Já tratamos anteriormente da necessidade de identificar-se inerente à natureza humana.
O homem precisa ser identificado nos seus atributos biológicos, psicológicos e sociológicos,
assim como a mulher também precisa. Esse patrulhamento severo e neurótico da sociedade
civilizada fixa e determina essa identidade pela prática sexual do indivíduo, genitalizando essa
identificação. O homossexual ativo continua sendo “homem” e o passivo perde essa condição.
A homossexual ativa perde sua identidade feminina, e a passiva a mantém preservada. Por
que?
Entre os povos primitivos esse fenômeno aparece raramente no comportamento das
pessoas, embora suas cargas genéticas possuam os mesmos cromossomos sexuais masculinos
e femininos que existem nas células dos civilizados. Por que, então, entre eles, o “problema”

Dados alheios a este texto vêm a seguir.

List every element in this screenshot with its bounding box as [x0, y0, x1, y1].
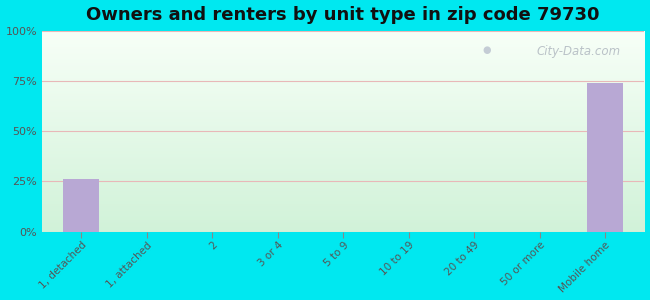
- Text: ●: ●: [482, 45, 491, 55]
- Title: Owners and renters by unit type in zip code 79730: Owners and renters by unit type in zip c…: [86, 6, 600, 24]
- Text: City-Data.com: City-Data.com: [536, 45, 620, 58]
- Bar: [63, 179, 99, 232]
- Bar: [587, 83, 623, 232]
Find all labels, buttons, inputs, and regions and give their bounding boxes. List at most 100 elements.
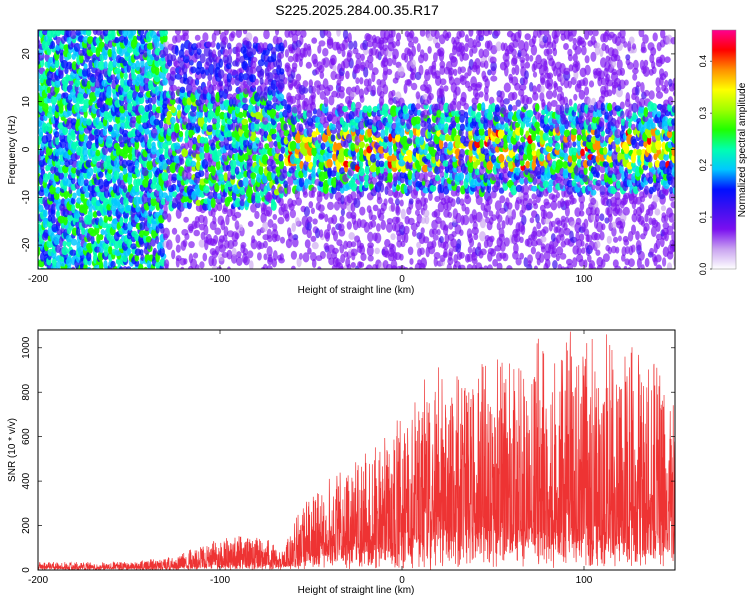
spectrogram-cell — [664, 79, 669, 88]
spectrogram-cell — [254, 78, 259, 86]
spectrogram-cell — [298, 123, 304, 133]
spectrogram-cell — [412, 36, 419, 44]
colorbar-tick-label: 0.3 — [698, 107, 708, 120]
spectrogram-cell — [342, 105, 349, 113]
spectrogram-cell — [591, 97, 596, 106]
spectrogram-cell — [315, 228, 321, 239]
spectrogram-cell — [363, 180, 370, 189]
spectrogram-cell — [291, 104, 299, 114]
spectrogram-cell — [184, 50, 190, 57]
spectrogram-cell — [398, 221, 404, 230]
spectrogram-cell — [103, 215, 109, 223]
spectrogram-cell — [595, 240, 601, 249]
snr-y-label: SNR (10 * v/v) — [7, 418, 18, 482]
spectrogram-cell — [339, 117, 345, 125]
spectrogram-cell — [354, 85, 360, 95]
spectrogram-cell — [584, 55, 590, 64]
spectrogram-cell — [86, 140, 93, 150]
spectrogram-cell — [437, 47, 445, 57]
spectrogram-cell — [386, 68, 393, 75]
spectrogram-cell — [293, 157, 301, 165]
spectrogram-cell — [46, 111, 53, 119]
spectrogram-cell — [127, 102, 133, 113]
spectrogram-cell — [318, 161, 325, 170]
spectrogram-cell — [550, 233, 556, 242]
spectrogram-cell — [111, 45, 116, 55]
spectrogram-cell — [386, 218, 394, 225]
spectrogram-cell — [581, 247, 586, 255]
spectrogram-cell — [283, 39, 288, 48]
spectrogram-cell — [86, 242, 93, 251]
spectrogram-cell — [159, 240, 165, 249]
spectrogram-cell — [367, 105, 372, 113]
spectrogram-cell — [333, 141, 338, 152]
spectrogram-cell — [183, 216, 189, 223]
spectrogram-cell — [202, 32, 209, 42]
spectrogram-cell — [399, 127, 405, 138]
spectrogram-cell — [476, 111, 482, 118]
spectrogram-cell — [241, 118, 249, 126]
spectrogram-cell — [640, 82, 645, 93]
spectrogram-cell — [539, 153, 545, 162]
spectrogram-cell — [363, 67, 369, 78]
spectrogram-cell — [319, 229, 324, 238]
spectrogram-cell — [50, 40, 56, 50]
spectrogram-cell — [151, 141, 156, 150]
spectrogram-cell — [139, 221, 146, 231]
spectrogram-cell — [310, 92, 317, 100]
spectrogram-cell — [70, 130, 76, 138]
spectrogram-cell — [318, 40, 326, 47]
spectrogram-cell — [362, 39, 369, 51]
spectrogram-cell — [102, 242, 109, 251]
spectrogram-cell — [134, 160, 140, 170]
spectrogram-cell — [182, 239, 188, 248]
spectrogram-cell — [330, 54, 337, 66]
spectrogram-cell — [449, 55, 457, 63]
spectrogram-cell — [139, 249, 144, 256]
spectrogram-cell — [481, 102, 486, 112]
spectrogram-cell — [216, 42, 221, 50]
spectrogram-cell — [150, 197, 157, 207]
spectrogram-cell — [338, 86, 345, 93]
spectrogram-cell — [148, 170, 153, 179]
spectrogram-cell — [42, 196, 49, 207]
spectrogram-cell — [162, 46, 169, 57]
spectrogram-cell — [320, 142, 326, 150]
spectrogram-cell — [211, 165, 216, 177]
spectrogram-cell — [213, 30, 221, 36]
spectrogram-cell — [318, 181, 324, 188]
spectrogram-cell — [350, 101, 356, 112]
spectrogram-cell — [601, 223, 606, 231]
spectrogram-cell — [397, 65, 405, 77]
spectrogram-cell — [415, 197, 421, 205]
spectrogram-cell — [226, 196, 233, 203]
spectrogram-cell — [440, 112, 445, 120]
spectrogram-cell — [170, 90, 176, 101]
spectrogram-cell — [301, 148, 309, 157]
colorbar-tick-label: 0.0 — [698, 263, 708, 276]
spectrogram-cell — [628, 36, 635, 44]
spectrogram-cell — [581, 45, 587, 56]
spectrogram-cell — [298, 253, 303, 260]
spectrogram-cell — [335, 258, 341, 268]
spectrogram-cell — [524, 61, 531, 69]
colorbar-scale — [711, 29, 737, 270]
spectrogram-cell — [463, 111, 469, 119]
spectrogram-cell — [186, 83, 193, 94]
spectrogram-cell — [113, 142, 120, 150]
spectrogram-cell — [295, 197, 303, 206]
spectrogram-cell — [419, 247, 425, 255]
spectrogram-cell — [51, 102, 56, 114]
spectrogram-cell — [137, 30, 145, 36]
spectrogram-cell — [195, 160, 201, 171]
spectrogram-cell — [247, 104, 254, 114]
spectrogram-cell — [195, 199, 202, 206]
spectrogram-cell — [525, 96, 533, 105]
snr-y-tick-label: 600 — [21, 428, 32, 445]
snr-x-label: Height of straight line (km) — [298, 585, 415, 596]
spectrogram-cell — [250, 203, 257, 213]
spectrogram-cell — [130, 243, 137, 250]
spectrogram-cell — [59, 52, 64, 64]
snr-y-tick-label: 200 — [21, 517, 32, 534]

da homossexualidade é difícil de ser encontrado? Como eles conseguem realizar esse
milagre?
Antes vamos ver como isso acontece com os animais irracionais. Muitos já
presenciaram animais do mesmo sexo tentando montar, isto é, praticar o ato sexual uns com
os outros. Normalmente eles não conseguem por não ser essa a meta e freqüência da função
preestabelecida pelos instintos naturais. E se conseguem, nada resulta a não ser o prazer
efêmero do ato, que na maioria das vezes não é aceito pelo parceiro. Os cães e as cadelas se
mordem em verdadeiras batalhas quando percebem que o parceiro é do mesmo sexo. Não
foram programados pela natureza para subverter aos instintos, porém, se o número de fêmeas
ou de machos se torna escasso, a freqüência desse comportamento homossexual tende a
aumentar. Se estiverem convivendo em situações antinaturais (prisão, fome, espancamentos,
isolamento prolongado) a persistência desse comportamento pode alterar ou perverter o
condicionamento instintivo.
Gatos que convivem com cães sem brigarem, ratos brancos que não sentem medo de
gatos ou cachorros, tigres e onças que convivem pacificamente com seus donos são situações
muito conhecidas e que mostram com clareza as profundas modificações que podem ocorrer
no comportamento instintivo dos animais.
O comportamento sexual no homem não é diferente, do ponto de vista de sua base
instintiva, do dos outros animais. Pode, da mesma forma, alterar-se e seguir outras tendências,
se estiver submetido a pressões antinaturais.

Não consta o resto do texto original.